Our sons gaze up at the giant women, awed. They sneak glances at the women security guards, try to make sense of it all.

‘What do women want?’ our sons ask.

We notice the women security guards looking at us with interest. We consider our words carefully.

‘Maybe the same as the rest of us?’ we say.

The women security guards are still staring at us.

‘Somewhere to live,’ we add. ‘A sense of purpose. Food. Dignity, most likely.’

‘What about adventure?’ our sons ask. ‘What about fast cars? What about romance?’

We look over at the women security guards, hoping for a sign.

We’re not getting out of this one that easily.

Money

We’re teaching our sons about money.

We’re teaching them that money is the most important thing there is. We’re teaching them that they can never have enough money, that their enemies can never have too little. We’re teaching them that money has an intrinsic worth beyond the things that it can buy, that money is a measure of their worth as men .

Alternatively, we’re teaching our sons that money is an illusion. That it doesn’t matter at all. That, most of the time, it doesn’t even exist.

‘Look at the financial industry,’ we tell them. ‘Look at derivatives. Look at credit default swaps. Look at infinite rehypothecation.’

Our sons nod at us, blankly.

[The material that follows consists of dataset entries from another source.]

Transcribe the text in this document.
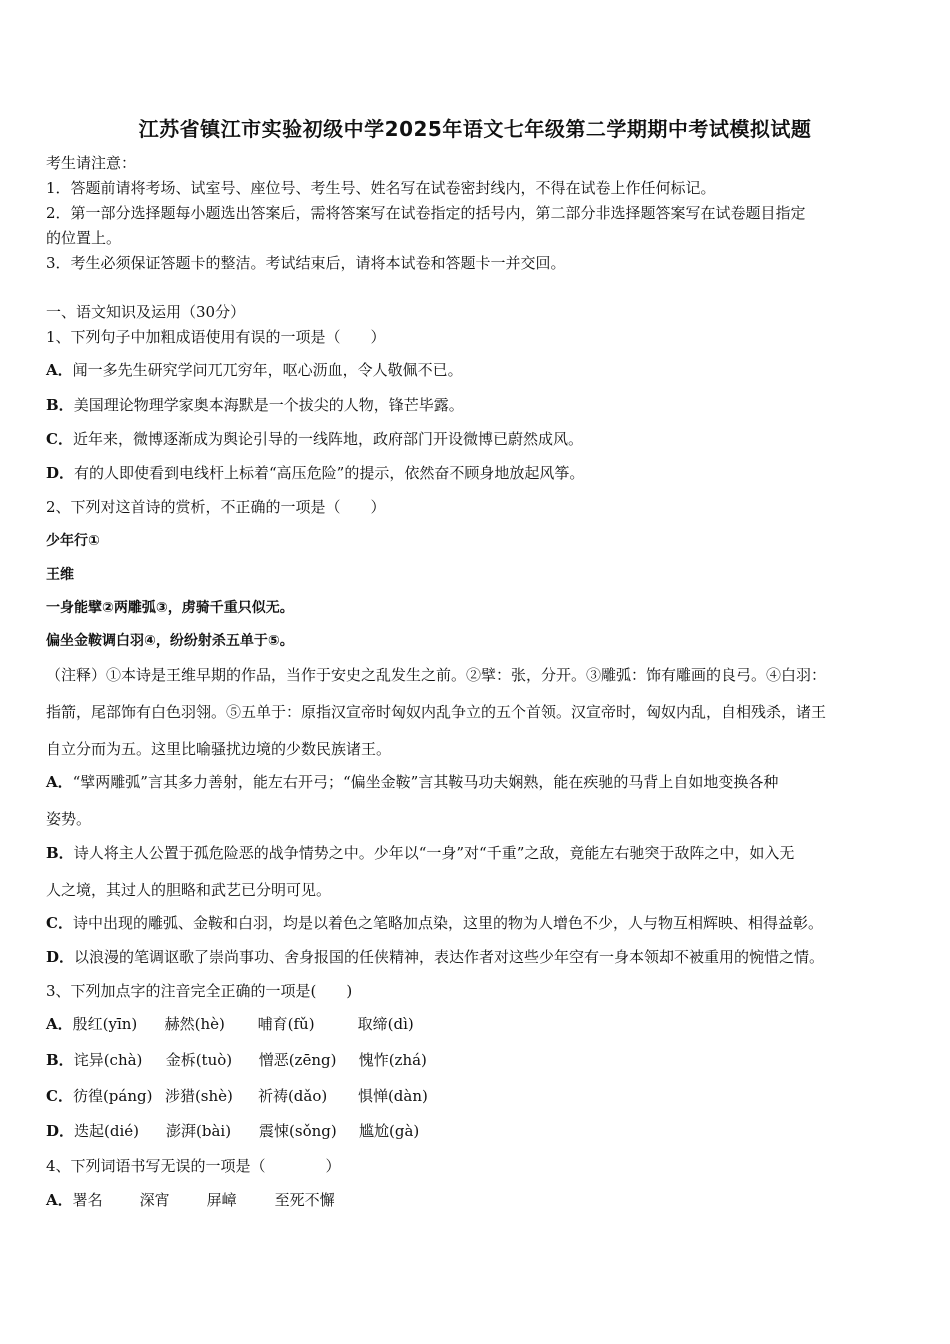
江苏省镇江市实验初级中学2025年语文七年级第二学期期中考试模拟试题
考生请注意：
1．答题前请将考场、试室号、座位号、考生号、姓名写在试卷密封线内，不得在试卷上作任何标记。
2．第一部分选择题每小题选出答案后，需将答案写在试卷指定的括号内，第二部分非选择题答案写在试卷题目指定
的位置上。
3．考生必须保证答题卡的整洁。考试结束后，请将本试卷和答题卡一并交回。
一、语文知识及运用（30分）
1、下列句子中加粗成语使用有误的一项是（　　）
A．闻一多先生研究学问兀兀穷年，呕心沥血，令人敬佩不已。
B．美国理论物理学家奥本海默是一个拔尖的人物，锋芒毕露。
C．近年来，微博逐渐成为舆论引导的一线阵地，政府部门开设微博已蔚然成风。
D．有的人即使看到电线杆上标着“高压危险”的提示，依然奋不顾身地放起风筝。
2、下列对这首诗的赏析，不正确的一项是（　　）
少年行①
王维
一身能擘②两雕弧③，虏骑千重只似无。
偏坐金鞍调白羽④，纷纷射杀五单于⑤。
（注释）①本诗是王维早期的作品，当作于安史之乱发生之前。②擘：张，分开。③雕弧：饰有雕画的良弓。④白羽：
指箭，尾部饰有白色羽翎。⑤五单于：原指汉宣帝时匈奴内乱争立的五个首领。汉宣帝时，匈奴内乱，自相残杀，诸王
自立分而为五。这里比喻骚扰边境的少数民族诸王。
A．“擘两雕弧”言其多力善射，能左右开弓；“偏坐金鞍”言其鞍马功夫娴熟，能在疾驰的马背上自如地变换各种
姿势。
B．诗人将主人公置于孤危险恶的战争情势之中。少年以“一身”对“千重”之敌，竟能左右驰突于敌阵之中，如入无
人之境，其过人的胆略和武艺已分明可见。
C．诗中出现的雕弧、金鞍和白羽，均是以着色之笔略加点染，这里的物为人增色不少，人与物互相辉映、相得益彰。
D．以浪漫的笔调讴歌了崇尚事功、舍身报国的任侠精神，表达作者对这些少年空有一身本领却不被重用的惋惜之情。
3、下列加点字的注音完全正确的一项是(　　)
A．殷红(yīn) 赫然(hè) 哺育(fǔ)	取缔(dì)
B．诧异(chà) 金柝(tuò) 憎恶(zēng) 愧怍(zhá)
C．彷徨(páng) 涉猎(shè) 祈祷(dǎo) 惧惮(dàn)
D．迭起(dié) 澎湃(bài) 震悚(sǒng) 尴尬(gà)
4、下列词语书写无误的一项是（　　　　）
A．署名 深宵 屏嶂	至死不懈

They’re not old enough for any of this. What were we thinking?

Together with our sons we go on the run, hiding out in a series of anonymous motels. The receptionists accept our false names without asking any questions. At three in the morning we peer out through the blinds or the heavy curtains, look for the lights of police cars out in the rain while our sons sleep.

‘Who’s out there?’ our sons ask in their sleep. ‘What do they want?’

We can’t remember the last time we slept in our own beds, cooked a meal in our own kitchens. The mothers of our sons have indulged this nonsense for far too long.

Most importantly, we’re teaching our sons how to make money. We’re putting them to work as paper boys, as child actors, as tiny bodyguards. We’re turning them into musical prodigies, poets and prize-winning authors. We’re getting them to write memoirs of their troubled upbringings. We’re using them to make false insurance claims. We’re training them to throw themselves in front of cars and fake serious injuries.

And the cash is rolling in. We’ve had to buy a job lot of counting machines.

We sit up long into the night listening to the constant whirr of the counting machines as they sing the song of our growing fortune, and we watch the rise and fall of our beautiful sleeping sons’ chests.

Geology

We’re teaching our sons about geology.

We’re teaching them about sedimentary, igneous and metamorphic rocks, about plate tectonics, about continental drift. We’re teaching them about the history of the earth, and the fossil record, and deep time.

It’s making us feel old.

Our sons want to learn about volcanoes, so we book an out-of-season holiday to Iceland. We stand on the edge of the Holuhraun lava field, staring down into the recently re-awoken inferno. Swarms of separate eruptions throw magma across the blackened, stinking landscape. Dressed in their silver heatproof suits, our sons look like an army of miniature henchmen.

We tell our sons about Eyjafjallajökull and Mount St Helens, about Krakatoa and Pompeii. We tell them how the eruption of Mount Tambora in 1815 led to a year without summer around the globe. We tell them about the supervolcano under Yellowstone park that may one day wipe out half the continental United States.